There is a court decision in Texas that invalidates ObamaCare in its entirety but it came in the wake of sweeping Democratic victories in the midterm elections. This combination that has energized advocates of Medicare for all.
“We need to do everything we can to ensure every single American has access to affordable, quality healthcare. Medicare for all has the potential to do just that as it can reduce the complexity and cost with a single payer health care system,” Rep. Debbie Dingell (D-Mich.), co-chair of the Medicare for All Caucus, said in a statement.
This effort by Progressives could very well backfire and create divisions within the Democratic Party, as leaders who want to protect and strengthen the health law are reluctant to completely embrace government-run universal health insurance.
Some leading Democrats have said their priorities should be strengthening ObamaCare, rather than fighting over single-payer.
“I think the ruling gets overturned within a couple months, so I’m not sure it matters in the long-term fight over the next generation of health-care reform,” said Sen.
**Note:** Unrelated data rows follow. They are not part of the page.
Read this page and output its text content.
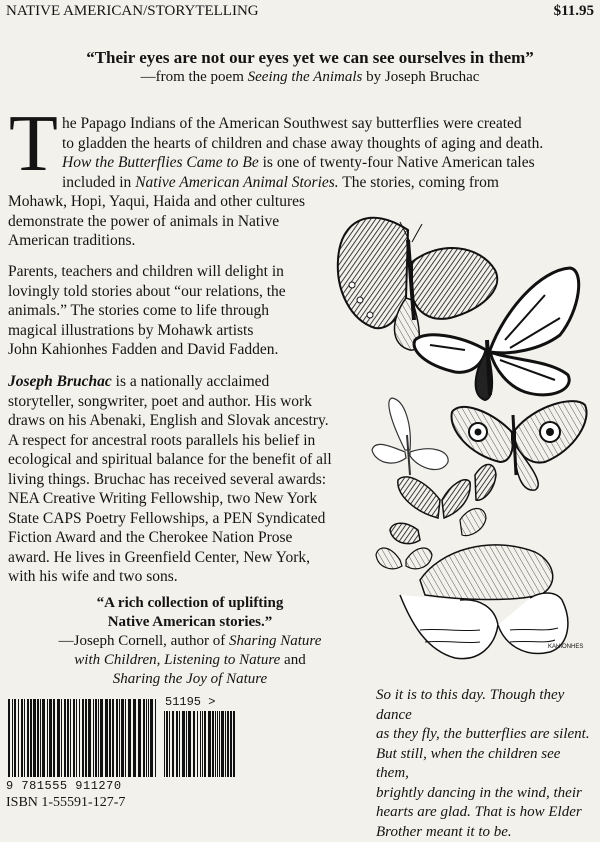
NATIVE AMERICAN/STORYTELLING	$11.95
“Their eyes are not our eyes yet we can see ourselves in them”
—from the poem Seeing the Animals by Joseph Bruchac
T he Papago Indians of the American Southwest say butterflies were created
to gladden the hearts of children and chase away thoughts of aging and death.
How the Butterflies Came to Be is one of twenty-four Native American tales
included in Native American Animal Stories. The stories, coming from
Mohawk, Hopi, Yaqui, Haida and other cultures
demonstrate the power of animals in Native
American traditions.
Parents, teachers and children will delight in
lovingly told stories about “our relations, the
animals.” The stories come to life through
magical illustrations by Mohawk artists
John Kahionhes Fadden and David Fadden.
Joseph Bruchac is a nationally acclaimed
storyteller, songwriter, poet and author. His work
draws on his Abenaki, English and Slovak ancestry.
A respect for ancestral roots parallels his belief in
ecological and spiritual balance for the benefit of all
living things. Bruchac has received several awards:
NEA Creative Writing Fellowship, two New York
State CAPS Poetry Fellowships, a PEN Syndicated
Fiction Award and the Cherokee Nation Prose
award. He lives in Greenfield Center, New York,
with his wife and two sons.
“A rich collection of uplifting
Native American stories.”
—Joseph Cornell, author of Sharing Nature
with Children, Listening to Nature and
Sharing the Joy of Nature
So it is to this day. Though they dance
as they fly, the butterflies are silent.
But still, when the children see them,
brightly dancing in the wind, their
hearts are glad. That is how Elder
Brother meant it to be.
51195 >
9 781555 911270
ISBN 1-55591-127-7
KAHIONHES
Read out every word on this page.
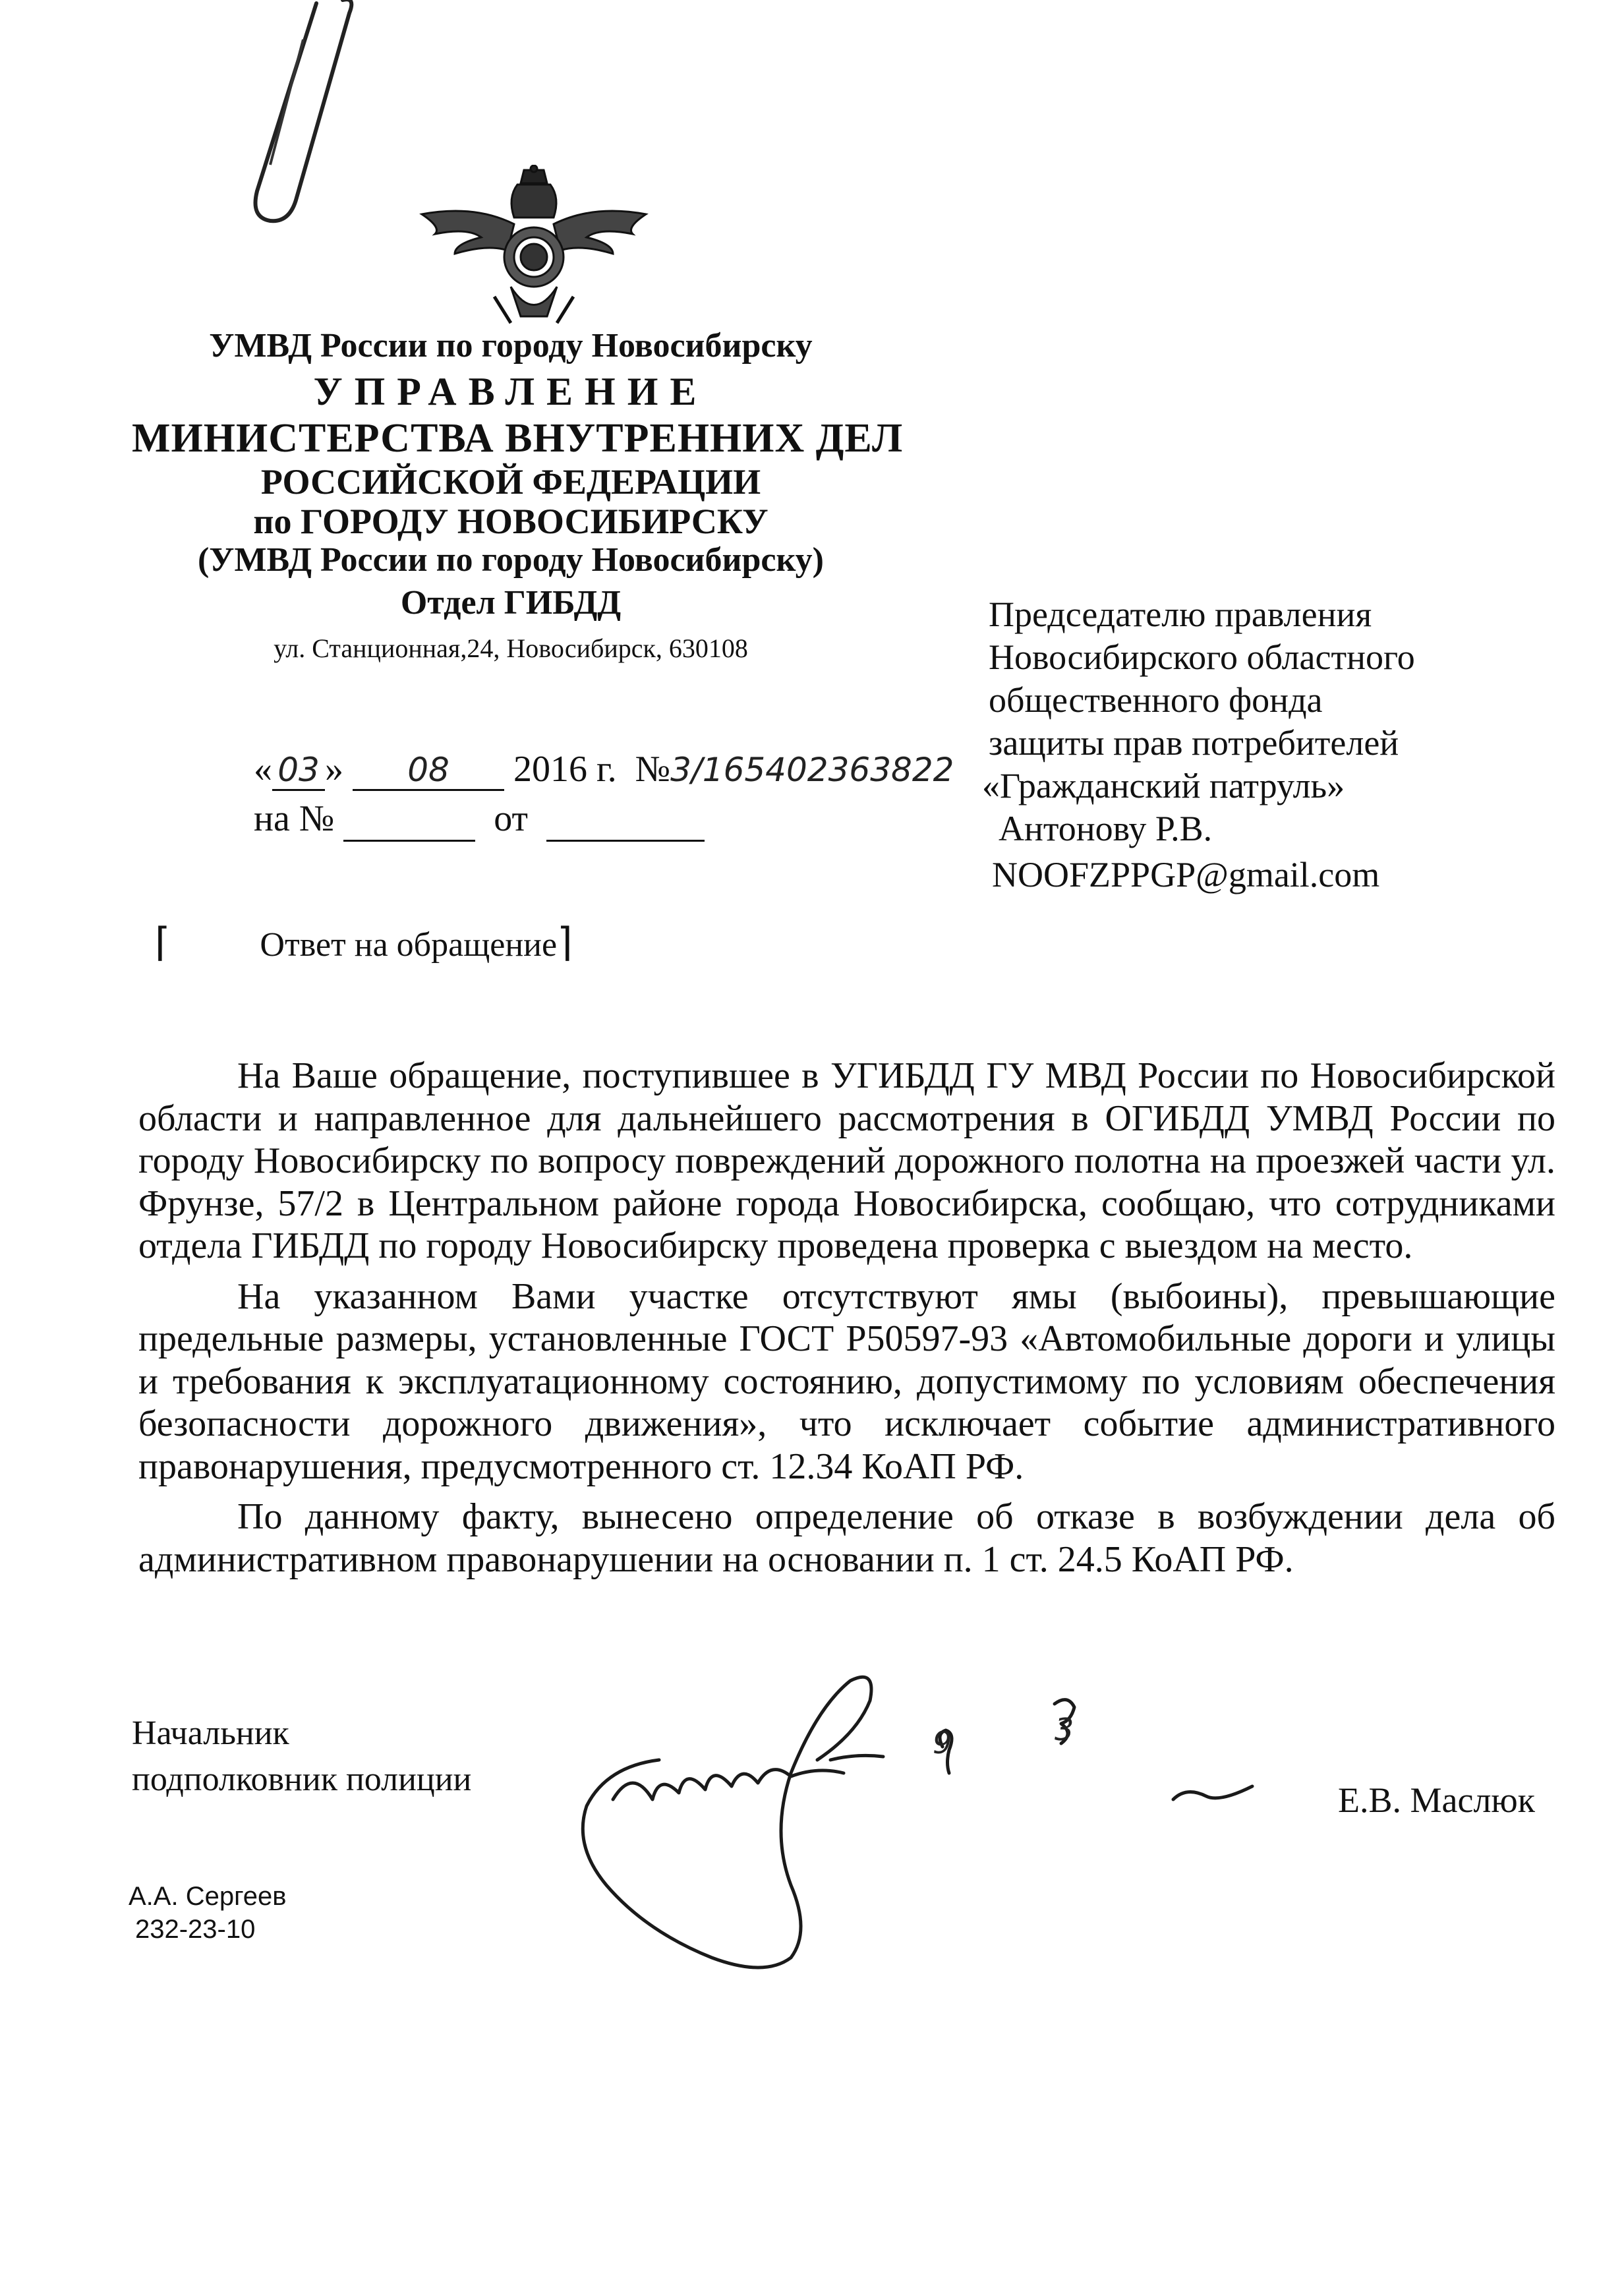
УМВД России по городу Новосибирску
УПРАВЛЕНИЕ
МИНИСТЕРСТВА ВНУТРЕННИХ ДЕЛ
РОССИЙСКОЙ ФЕДЕРАЦИИ
по ГОРОДУ НОВОСИБИРСКУ
(УМВД России по городу Новосибирску)
Отдел ГИБДД
ул. Станционная,24, Новосибирск, 630108
Председателю правления
Новосибирского областного
общественного фонда
защиты прав потребителей
«Гражданский патруль»
Антонову Р.В.
NOOFZPPGP@gmail.com
« 03 » 08 2016 г. №3/165402363822
на №	от
⌈	Ответ на обращение⌉

На Ваше обращение, поступившее в УГИБДД ГУ МВД России по Новосибирской области и направленное для дальнейшего рассмотрения в ОГИБДД УМВД России по городу Новосибирску по вопросу повреждений дорожного полотна на проезжей части ул. Фрунзе, 57/2 в Центральном районе города Новосибирска, сообщаю, что сотрудниками отдела ГИБДД по городу Новосибирску проведена проверка с выездом на место.

На указанном Вами участке отсутствуют ямы (выбоины), превышающие предельные размеры, установленные ГОСТ Р50597-93 «Автомобильные дороги и улицы и требования к эксплуатационному состоянию, допустимому по условиям обеспечения безопасности дорожного движения», что исключает событие административного правонарушения, предусмотренного ст. 12.34 КоАП РФ.

По данному факту, вынесено определение об отказе в возбуждении дела об административном правонарушении на основании п. 1 ст. 24.5 КоАП РФ.

Начальник
подполковник полиции
Е.В. Маслюк
9	3
А.А. Сергеев
232-23-10
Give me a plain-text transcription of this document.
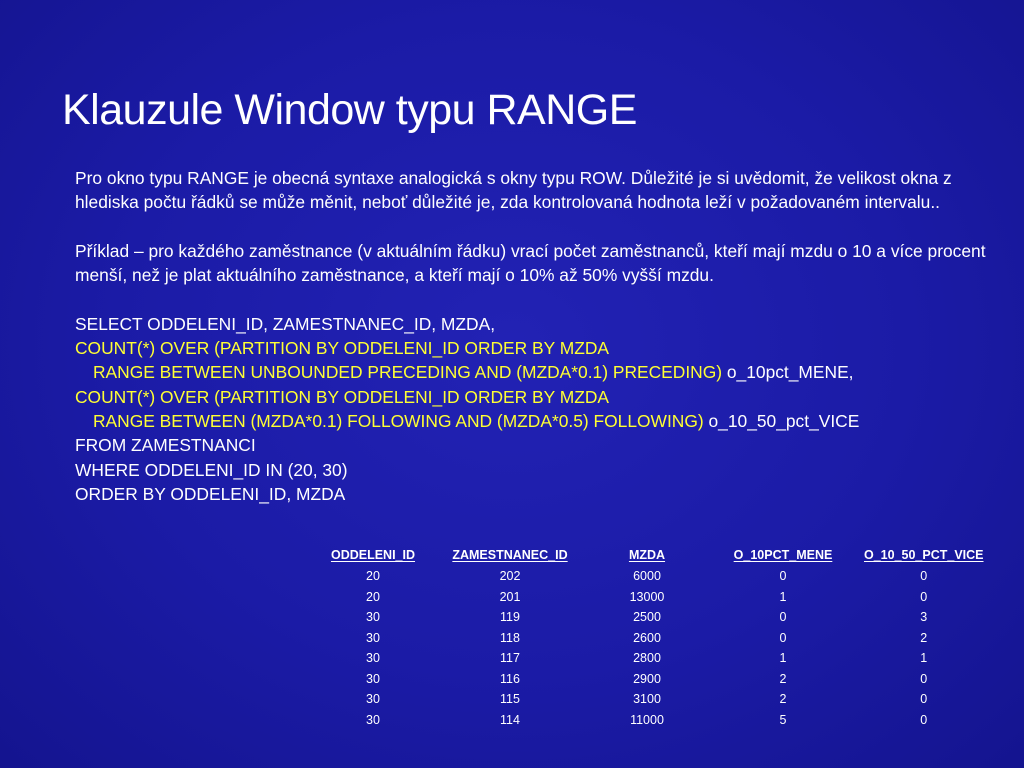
Klauzule Window typu RANGE

Pro okno typu RANGE je obecná syntaxe analogická s okny typu ROW. Důležité je si uvědomit, že velikost okna z hlediska počtu řádků se může měnit, neboť důležité je, zda kontrolovaná hodnota leží v požadovaném intervalu..

Příklad – pro každého zaměstnance (v aktuálním řádku) vrací počet zaměstnanců, kteří mají mzdu o 10 a více procent menší, než je plat aktuálního zaměstnance, a kteří mají o 10% až 50% vyšší mzdu.

SELECT ODDELENI_ID, ZAMESTNANEC_ID, MZDA,

COUNT(*) OVER (PARTITION BY ODDELENI_ID ORDER BY MZDA

RANGE BETWEEN UNBOUNDED PRECEDING AND (MZDA*0.1) PRECEDING) o_10pct_MENE,

COUNT(*) OVER (PARTITION BY ODDELENI_ID ORDER BY MZDA

RANGE BETWEEN (MZDA*0.1) FOLLOWING AND (MZDA*0.5) FOLLOWING) o_10_50_pct_VICE

FROM ZAMESTNANCI

WHERE ODDELENI_ID IN (20, 30)

ORDER BY ODDELENI_ID, MZDA

ODDELENI_ID	ZAMESTNANEC_ID	MZDA	O_10PCT_MENE	O_10_50_PCT_VICE
20	202	6000	0	0
20	201	13000	1	0
30	119	2500	0	3
30	118	2600	0	2
30	117	2800	1	1
30	116	2900	2	0
30	115	3100	2	0
30	114	11000	5	0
Chris Murphy (D-Conn.).
Sen. Ron Wyden (D-Ore.) said Democrats should focus on making sure the insurance landscape doesn’t revert to what it was before ObamaCare.
“The first thing we have to do is make sure people don’t lose what they have today — the pre-existing conditions protections — and going back to the days when there was health care for the healthy and the wealthy,” he said.
U.S. District Court Judge Reed O’Connor this month struck down the Affordable Care Act, throwing a new round of uncertainty into the fate of the law. The judge ruled that the law’s individual mandate is unconstitutional, and that because the mandate cannot be separated from the rest of the law, the rest of the law is also invalid.